I didn't say that. I just walked out with Stella, got another week of meds and realized why all this time he seemed so relaxed and easy about however I was administering the medication: because he didn't think it was going to work. Well, you know what? That makes me want to fight harder. Which is exactly why I went out and got her the vaporizer and beds that afternoon. That thing I wrote about the Angel of Death being able to come get Stella: I take it back. I take it all back. I will not accept the vet's opinion, and I want no such negativity around Stella. She's going to get to better. I have faith. This is not a dog who is ready to die. This is a dog who wants to be in the sunshine.
There was a moment when I thought that her one day of greatness was just her one last hurrah before the end. And then while I was driving home with dog beds in the front seat, I thought: what happens if I walk in and she's passed away on the couch?
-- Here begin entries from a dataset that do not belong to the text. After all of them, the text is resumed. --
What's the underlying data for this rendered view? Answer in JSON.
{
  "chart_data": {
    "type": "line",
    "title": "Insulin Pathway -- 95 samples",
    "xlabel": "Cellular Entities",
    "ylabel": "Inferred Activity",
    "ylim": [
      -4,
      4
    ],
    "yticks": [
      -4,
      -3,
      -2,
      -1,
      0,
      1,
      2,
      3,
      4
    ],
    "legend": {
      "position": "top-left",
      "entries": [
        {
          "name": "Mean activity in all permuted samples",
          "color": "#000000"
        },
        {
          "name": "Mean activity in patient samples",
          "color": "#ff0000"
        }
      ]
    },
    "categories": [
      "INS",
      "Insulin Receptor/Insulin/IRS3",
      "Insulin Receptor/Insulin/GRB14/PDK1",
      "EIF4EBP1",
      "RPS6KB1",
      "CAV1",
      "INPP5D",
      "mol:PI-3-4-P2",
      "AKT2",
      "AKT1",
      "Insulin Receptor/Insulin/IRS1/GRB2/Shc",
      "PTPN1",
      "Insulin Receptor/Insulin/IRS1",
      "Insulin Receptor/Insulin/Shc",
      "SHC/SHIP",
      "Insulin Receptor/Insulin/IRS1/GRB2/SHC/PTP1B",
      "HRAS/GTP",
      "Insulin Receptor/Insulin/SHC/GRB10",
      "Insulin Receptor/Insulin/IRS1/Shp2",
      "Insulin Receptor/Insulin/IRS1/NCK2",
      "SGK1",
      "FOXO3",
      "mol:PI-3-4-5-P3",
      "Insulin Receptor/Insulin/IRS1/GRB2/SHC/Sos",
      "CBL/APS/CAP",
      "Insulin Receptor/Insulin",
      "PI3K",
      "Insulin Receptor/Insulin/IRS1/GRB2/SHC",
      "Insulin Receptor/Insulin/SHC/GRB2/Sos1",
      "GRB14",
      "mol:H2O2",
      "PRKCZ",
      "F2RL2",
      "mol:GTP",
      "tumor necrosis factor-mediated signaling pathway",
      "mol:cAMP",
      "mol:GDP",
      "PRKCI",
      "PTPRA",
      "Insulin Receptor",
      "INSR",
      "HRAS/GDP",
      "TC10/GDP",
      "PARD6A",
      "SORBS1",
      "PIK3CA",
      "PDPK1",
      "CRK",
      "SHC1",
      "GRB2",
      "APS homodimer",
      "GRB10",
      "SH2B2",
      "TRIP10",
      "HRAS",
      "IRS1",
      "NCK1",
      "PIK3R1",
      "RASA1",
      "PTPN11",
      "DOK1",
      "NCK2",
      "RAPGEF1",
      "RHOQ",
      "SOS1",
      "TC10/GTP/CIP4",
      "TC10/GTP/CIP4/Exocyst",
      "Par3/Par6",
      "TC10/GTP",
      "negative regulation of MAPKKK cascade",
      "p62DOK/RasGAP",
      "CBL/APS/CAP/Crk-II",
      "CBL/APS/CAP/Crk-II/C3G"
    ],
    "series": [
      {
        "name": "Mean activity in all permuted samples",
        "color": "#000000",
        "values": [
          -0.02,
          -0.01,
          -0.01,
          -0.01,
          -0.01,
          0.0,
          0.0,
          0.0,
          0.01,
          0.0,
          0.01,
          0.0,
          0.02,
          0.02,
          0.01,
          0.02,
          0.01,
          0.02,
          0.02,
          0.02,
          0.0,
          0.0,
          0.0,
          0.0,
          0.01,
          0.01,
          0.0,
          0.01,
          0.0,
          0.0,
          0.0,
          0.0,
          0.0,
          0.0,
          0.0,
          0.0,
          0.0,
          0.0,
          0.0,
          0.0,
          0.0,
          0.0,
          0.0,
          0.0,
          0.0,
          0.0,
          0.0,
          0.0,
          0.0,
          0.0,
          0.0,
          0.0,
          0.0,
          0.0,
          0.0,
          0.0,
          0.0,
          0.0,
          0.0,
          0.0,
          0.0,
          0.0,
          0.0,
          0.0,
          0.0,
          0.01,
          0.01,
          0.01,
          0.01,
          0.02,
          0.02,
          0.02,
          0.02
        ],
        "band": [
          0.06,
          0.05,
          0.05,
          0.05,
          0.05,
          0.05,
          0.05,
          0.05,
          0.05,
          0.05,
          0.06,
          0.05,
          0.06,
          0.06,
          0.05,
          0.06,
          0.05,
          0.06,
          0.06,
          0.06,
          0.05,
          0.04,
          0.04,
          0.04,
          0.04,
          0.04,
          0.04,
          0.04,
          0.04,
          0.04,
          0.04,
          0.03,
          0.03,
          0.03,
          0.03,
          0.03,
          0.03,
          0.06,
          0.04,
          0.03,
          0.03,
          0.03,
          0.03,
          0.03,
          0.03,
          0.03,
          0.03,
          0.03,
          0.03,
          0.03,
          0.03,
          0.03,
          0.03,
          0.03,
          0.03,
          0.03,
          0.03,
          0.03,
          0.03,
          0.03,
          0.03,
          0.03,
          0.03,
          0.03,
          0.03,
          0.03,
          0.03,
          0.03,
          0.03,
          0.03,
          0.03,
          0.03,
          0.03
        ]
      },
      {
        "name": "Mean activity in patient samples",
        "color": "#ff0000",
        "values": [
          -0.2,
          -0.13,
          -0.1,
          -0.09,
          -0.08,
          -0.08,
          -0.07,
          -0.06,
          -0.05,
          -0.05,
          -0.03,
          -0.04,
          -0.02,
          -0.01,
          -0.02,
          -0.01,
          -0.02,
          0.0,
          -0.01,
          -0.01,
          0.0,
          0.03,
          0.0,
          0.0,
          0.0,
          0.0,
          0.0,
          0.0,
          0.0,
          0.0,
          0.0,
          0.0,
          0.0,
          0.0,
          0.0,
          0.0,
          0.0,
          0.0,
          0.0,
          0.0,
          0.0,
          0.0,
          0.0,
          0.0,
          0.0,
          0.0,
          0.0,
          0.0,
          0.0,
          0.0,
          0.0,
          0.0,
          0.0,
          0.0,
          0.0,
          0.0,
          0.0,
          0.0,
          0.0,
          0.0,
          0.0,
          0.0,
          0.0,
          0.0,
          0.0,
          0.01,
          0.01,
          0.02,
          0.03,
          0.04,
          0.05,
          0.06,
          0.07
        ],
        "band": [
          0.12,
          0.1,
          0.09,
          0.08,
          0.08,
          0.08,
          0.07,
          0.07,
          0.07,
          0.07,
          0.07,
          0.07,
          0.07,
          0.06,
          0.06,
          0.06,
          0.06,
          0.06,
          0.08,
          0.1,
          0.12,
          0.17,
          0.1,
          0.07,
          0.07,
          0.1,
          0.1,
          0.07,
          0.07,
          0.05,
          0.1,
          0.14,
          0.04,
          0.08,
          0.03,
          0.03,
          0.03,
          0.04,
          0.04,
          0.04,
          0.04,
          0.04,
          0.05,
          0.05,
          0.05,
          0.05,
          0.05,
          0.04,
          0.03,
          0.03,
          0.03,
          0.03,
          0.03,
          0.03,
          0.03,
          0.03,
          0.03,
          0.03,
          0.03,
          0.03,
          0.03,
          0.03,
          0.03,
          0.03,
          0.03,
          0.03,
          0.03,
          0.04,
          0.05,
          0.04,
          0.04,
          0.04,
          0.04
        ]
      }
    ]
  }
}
But I think those things because I'm a writer. Stories are neat and tidy and have distinct plot lines to follow and scenes to go through. Art imitates Life, but Life isn't always neat and tidy. It doesn't always follow the easiest logic. Sure all life has the same conclusion, but there's an infinite number of ways to get there. And Stella's still a long way from that ending. It's a murky path she walks on right now, but by no means is a shortcut to the end. It's just a rough patch. And no matter how muddy I get, I'm sticking by her and helping her through it. The sun will shine again--in Los Angeles and on Stella.
In the meantime, she's got a comfy place to rest up and dream away the rainy days. (I can't take it back now: she already snotted on it.)